Based on Child’s autobiography and a book by Julie Powell, the film’s central dynamic takes a twenty-first century newly married girl Julie, played by Amy Adams, living with her journalist husband above a pizza shop in downtown New York. Commuting to an uninspiring government agency job Julie dreams of accomplishments beyond her humdrum existence. She finds it in her twin passions of cooking and writing by resolving to spend a year cooking her way through recipes in Julia Child’s magnus opus Mastering the Art of French Cooking and to blog about the experience.
By using the classic cinematic device of running two stories simultaneously, Julie’s story unfolds in the New York of the 2000s whilst Julia’s autobiography develops in the postwar Paris as she evolves from government service wife to legendary food writer by way of happenstance and accident. Meryl Streep gives one of her best screen performances to date, displaying once again a gift for light comedy as luminous as her dramatic talent. Streep captures the awkward, ungainly, forthright yet well-meaning manner of a very tall woman brilliantly and her well known facility with accent and tone evokes the educated, well-bred voice of her subject precisely. Stanley Tucci plays her affectionate husband Paul with humour and a touch of gentle comic irony which complements his co-star’s large screen persona. The film is as much an analysis of a loving marriage as it is affectionate tribute to a much-loved figure. The theme of relationships between the central characters are contrasted by the pressures of modern living faced by Julie and husband Eric in twenty-first century New York with the diplomatic life of Julia and her husband in postwar Europe.

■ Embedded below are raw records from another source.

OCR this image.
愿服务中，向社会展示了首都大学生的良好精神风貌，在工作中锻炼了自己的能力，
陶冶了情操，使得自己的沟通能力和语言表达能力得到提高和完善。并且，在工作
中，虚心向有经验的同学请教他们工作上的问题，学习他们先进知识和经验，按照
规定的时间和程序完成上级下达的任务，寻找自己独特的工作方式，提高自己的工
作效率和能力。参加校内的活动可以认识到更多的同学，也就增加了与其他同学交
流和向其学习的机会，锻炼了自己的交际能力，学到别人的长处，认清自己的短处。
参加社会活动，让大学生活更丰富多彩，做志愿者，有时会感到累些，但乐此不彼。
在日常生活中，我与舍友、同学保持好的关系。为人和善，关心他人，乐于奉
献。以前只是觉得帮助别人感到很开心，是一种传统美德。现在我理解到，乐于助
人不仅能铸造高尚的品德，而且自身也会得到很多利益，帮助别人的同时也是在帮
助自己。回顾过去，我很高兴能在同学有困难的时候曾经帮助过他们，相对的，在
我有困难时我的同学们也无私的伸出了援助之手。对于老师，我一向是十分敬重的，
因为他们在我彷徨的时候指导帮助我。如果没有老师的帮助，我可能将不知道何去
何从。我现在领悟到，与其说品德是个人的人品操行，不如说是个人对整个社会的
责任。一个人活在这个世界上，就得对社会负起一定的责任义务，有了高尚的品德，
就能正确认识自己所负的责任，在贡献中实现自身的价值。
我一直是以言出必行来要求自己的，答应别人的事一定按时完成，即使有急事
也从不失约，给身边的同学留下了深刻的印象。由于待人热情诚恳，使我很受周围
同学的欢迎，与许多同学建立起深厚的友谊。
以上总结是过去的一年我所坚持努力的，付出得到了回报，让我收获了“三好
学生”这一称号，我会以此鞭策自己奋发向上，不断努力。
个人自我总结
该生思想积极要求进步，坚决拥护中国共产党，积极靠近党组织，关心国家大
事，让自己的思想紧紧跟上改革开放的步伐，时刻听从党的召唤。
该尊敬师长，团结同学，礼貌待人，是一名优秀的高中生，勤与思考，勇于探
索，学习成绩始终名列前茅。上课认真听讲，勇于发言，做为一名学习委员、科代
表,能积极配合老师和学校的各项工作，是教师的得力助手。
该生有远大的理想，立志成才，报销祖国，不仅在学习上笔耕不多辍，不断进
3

A recurring theme beloved of Nora Ephron is that of friendship between women – they meet for lunch and dinner to compare notes, parade successes and give bittersweet advice to each other. There is the inevitable tension between Julie and her partner as the cooking obsession takes hold and starts to affect their relationship with crisis ultimately resolved when the project ends with media interest and beginnings of a writing career. This is in counter-point to Julia’s life – she forged a career almost by accident and in spite of herself from a desire to be occupied when women of her age and class were expected to marry well and be decorative, whereas the young protagonist Julie has a conscious drive to succeed with an expectation of that possibility in an age of opportunity for women that would have been almost unknown to Julia’s contemporaries. These parallels, however, should not be overplayed. If the film is an examination of modern sensibilities: relationships, work, career, self-fulfillment, ambition and the role of the internet in life and living; it is also a reminder of the universal theme of the quest for the good relationship and what the songwriter called the ‘fight for love and glory’. Could it be that it really is the same old story after all?